Written by Bridget Battistoni
on February 03, 2014
Exploitation has many faces. Human exploitation, at its most simple definition, is an abuse of power for personal gain and/or profitable advantage at the expense of another.
Sex traffickers – those who recruit, transport, or harbor people by [physical or psychological] threat, force, fraud, or coercion, in hopes to profit from their victims’ sex acts – also have many faces, making them difficult to spot and thwart. When it comes to commercial sexual exploitation domestically, here are the three most common:
The Boyfriend Pimp. The Boyfriend Pimp, also known as a Romeo or Finesse Pimp, is a trafficker who masquerades himself as romantically interested in a vulnerable girl or young woman. He will typically commit to a period known as “grooming,” where he buys her gifts, gains her confidence, and isolates her, then exploits her financial, social or emotional dependance upon him. He often begins to “sell the dream” to her with elaborate promises of a better life and fast money and continued future luxuries. Common places he might find girls to prey on are Greyhound bus stations, malls, court houses and outside jails.
One such pimp was quoted as saying,
“I was once asked, “Which one is more powerful, love or hate?” I answered the question this way: I would run into a burning building, risking my life to save someone I loved. But I would not run into a burning building and risk my life to kill someone I hated. My leadership abilities, style, and technique stem from a point of love. I referred to my ladies in private, as well as in public, as my “wives.” A man or woman will do ten times [more] to please and protect someone they love as opposed to someone they feared. So fear was a weapon used only against outside agitators. My homes ran as finely tuned sorority houses.”
The Gorilla Pimp. Gorilla Pimp is the universally accepted term for a pimp who uses constant violence and threat to break down the will of a victim and rope her into total submission. This type of pimp often rapes, beats, and emotionally batters his victims, in effort to destroy her hope.
A Gorilla Pimp’s victim shared one such story in court earlier this year recounting being stripped, choked and waterboarded in a shower stall by her pimp. She said the only thing that saved her life was “a promise to have his name tattooed on her neck that night.”
The Bottom-Girl. Not all pimps and traffickers are men. Many of us have heard the term “madam,” meaning a woman who owns and operates a brothel, but perhaps many of us would be shocked to know that peer girls also recruit other girls and young women into the life of prostitution. In the hierarchy of a pimp’s structure, a “bottom girl” is one who has “proven” to be the most loyal to the pimp or trafficker. She earns this position most often by being badly beaten as an example to other girls within the pimp’s structure so that they remain loyal. She watches the other girls when the pimp is not present to ensure his rules and guidelines are being followed and their loyalty does not waiver. She is indoctrinated to believe law enforcement and many social services are not trustworthy. If her pimp is charged, she will not cooperate in the investigation, thinking her loyalty to him will earn her more respect.

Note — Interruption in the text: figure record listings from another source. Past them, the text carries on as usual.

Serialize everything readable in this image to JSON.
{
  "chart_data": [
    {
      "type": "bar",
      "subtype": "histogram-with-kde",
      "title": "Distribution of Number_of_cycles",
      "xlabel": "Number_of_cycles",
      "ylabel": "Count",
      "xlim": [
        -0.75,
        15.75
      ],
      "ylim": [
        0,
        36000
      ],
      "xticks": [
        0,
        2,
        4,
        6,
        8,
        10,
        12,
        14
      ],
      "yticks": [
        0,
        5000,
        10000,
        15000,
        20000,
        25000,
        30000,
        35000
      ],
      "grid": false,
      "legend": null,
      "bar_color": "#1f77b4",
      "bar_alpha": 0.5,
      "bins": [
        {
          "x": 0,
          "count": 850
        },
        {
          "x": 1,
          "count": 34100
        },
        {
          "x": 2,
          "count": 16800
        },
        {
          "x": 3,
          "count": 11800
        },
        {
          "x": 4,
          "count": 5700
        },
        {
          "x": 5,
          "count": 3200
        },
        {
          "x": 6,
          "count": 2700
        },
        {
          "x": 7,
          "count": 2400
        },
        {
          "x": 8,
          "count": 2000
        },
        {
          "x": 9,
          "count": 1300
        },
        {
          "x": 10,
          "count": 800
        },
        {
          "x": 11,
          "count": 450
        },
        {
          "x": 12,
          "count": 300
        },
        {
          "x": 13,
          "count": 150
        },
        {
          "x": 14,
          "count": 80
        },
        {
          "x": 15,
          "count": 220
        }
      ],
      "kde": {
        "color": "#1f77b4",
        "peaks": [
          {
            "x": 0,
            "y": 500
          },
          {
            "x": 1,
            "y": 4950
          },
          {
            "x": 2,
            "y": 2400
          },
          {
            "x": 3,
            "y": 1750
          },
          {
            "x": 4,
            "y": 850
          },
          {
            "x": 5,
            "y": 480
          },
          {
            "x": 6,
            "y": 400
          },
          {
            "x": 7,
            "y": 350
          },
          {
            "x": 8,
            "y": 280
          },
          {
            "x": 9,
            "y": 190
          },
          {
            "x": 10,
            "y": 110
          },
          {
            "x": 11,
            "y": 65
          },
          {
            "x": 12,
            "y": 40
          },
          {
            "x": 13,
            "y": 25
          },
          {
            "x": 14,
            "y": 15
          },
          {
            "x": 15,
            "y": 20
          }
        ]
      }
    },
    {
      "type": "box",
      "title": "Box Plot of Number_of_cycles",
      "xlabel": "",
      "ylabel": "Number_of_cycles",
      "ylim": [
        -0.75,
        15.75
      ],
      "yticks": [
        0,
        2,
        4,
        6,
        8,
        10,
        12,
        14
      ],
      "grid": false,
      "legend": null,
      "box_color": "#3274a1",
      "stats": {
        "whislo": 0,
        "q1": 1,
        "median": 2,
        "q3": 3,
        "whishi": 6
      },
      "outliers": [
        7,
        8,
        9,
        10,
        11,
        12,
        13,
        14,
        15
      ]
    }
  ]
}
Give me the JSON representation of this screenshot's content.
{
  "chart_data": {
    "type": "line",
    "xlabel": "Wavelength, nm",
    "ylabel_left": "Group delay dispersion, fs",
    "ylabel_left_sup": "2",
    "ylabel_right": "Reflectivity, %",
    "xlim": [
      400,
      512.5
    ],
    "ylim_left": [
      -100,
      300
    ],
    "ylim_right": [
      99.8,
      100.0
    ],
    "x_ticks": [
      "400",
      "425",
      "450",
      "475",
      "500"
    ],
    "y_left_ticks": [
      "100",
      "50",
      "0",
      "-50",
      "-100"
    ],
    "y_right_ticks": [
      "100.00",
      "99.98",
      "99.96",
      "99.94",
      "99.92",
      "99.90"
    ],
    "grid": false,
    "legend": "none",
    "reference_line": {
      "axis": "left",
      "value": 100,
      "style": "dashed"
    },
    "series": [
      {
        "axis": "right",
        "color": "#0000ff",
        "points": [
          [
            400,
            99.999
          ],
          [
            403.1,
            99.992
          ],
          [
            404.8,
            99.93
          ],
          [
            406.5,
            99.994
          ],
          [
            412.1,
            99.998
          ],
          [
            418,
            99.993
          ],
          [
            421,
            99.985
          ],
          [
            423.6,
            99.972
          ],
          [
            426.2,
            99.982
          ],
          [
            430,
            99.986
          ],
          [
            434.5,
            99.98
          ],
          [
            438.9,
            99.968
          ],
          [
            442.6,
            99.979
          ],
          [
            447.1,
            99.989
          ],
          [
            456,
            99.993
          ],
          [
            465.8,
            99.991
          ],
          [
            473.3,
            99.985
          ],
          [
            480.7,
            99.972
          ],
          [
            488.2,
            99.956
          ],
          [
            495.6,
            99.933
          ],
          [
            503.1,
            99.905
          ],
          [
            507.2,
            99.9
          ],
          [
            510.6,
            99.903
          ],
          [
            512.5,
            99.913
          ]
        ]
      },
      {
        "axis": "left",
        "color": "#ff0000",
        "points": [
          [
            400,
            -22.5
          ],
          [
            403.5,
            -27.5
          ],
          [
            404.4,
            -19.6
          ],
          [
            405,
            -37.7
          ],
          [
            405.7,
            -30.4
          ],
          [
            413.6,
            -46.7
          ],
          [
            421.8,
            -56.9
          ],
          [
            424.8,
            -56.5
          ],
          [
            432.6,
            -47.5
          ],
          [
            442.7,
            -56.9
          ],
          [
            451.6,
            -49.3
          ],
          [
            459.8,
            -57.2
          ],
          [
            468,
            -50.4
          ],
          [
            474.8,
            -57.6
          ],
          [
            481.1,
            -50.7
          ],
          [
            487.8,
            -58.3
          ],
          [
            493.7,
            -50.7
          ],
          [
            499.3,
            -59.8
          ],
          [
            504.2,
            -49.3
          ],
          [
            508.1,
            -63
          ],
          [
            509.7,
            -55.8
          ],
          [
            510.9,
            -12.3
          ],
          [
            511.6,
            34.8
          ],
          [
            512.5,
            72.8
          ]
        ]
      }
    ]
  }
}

This role often leads to intense trauma-bonding and contributes to her dual role as victim and exploiter. In some cases, these Bottom Girls appear as a new “friend,” luring an unsuspecting but vulnerable girl into the grips of a pimp. Recruitment can happen online, in high school or even while on the bus. One such girl, when asked why she participated in the recruitment of other girls, said she was attracted to it because, “I created my own family, not the bastards I came from,” while another girl responded, “I come from this. It’s a family business. My mom, uncles, sisters and cousins all do this. It’s normal where I come from.”
While there are lots of general characteristics that make some people more vulnerable to sexual exploitation and trafficking, this is certain – recruitment is well-organized, and those we fight against are extremely motivated. One pimp said, “It’s impossible to protect all girls from guys like I was because that’s what we do. We eat, drink and sleep thinking of ways to trick young girls into doing what we want them to do.”
Parents, talk to your teens. Teachers and educators, learn to recognize the signs, and intervene wherever possible. Community members, rally around organizations providing much needed resources to youth. Businesses, provide meaningful opportunities for vulnerable people. Legislators, continue to steepen the penalties for those guilty of exploitation. Exploitation has many faces, but so does hope.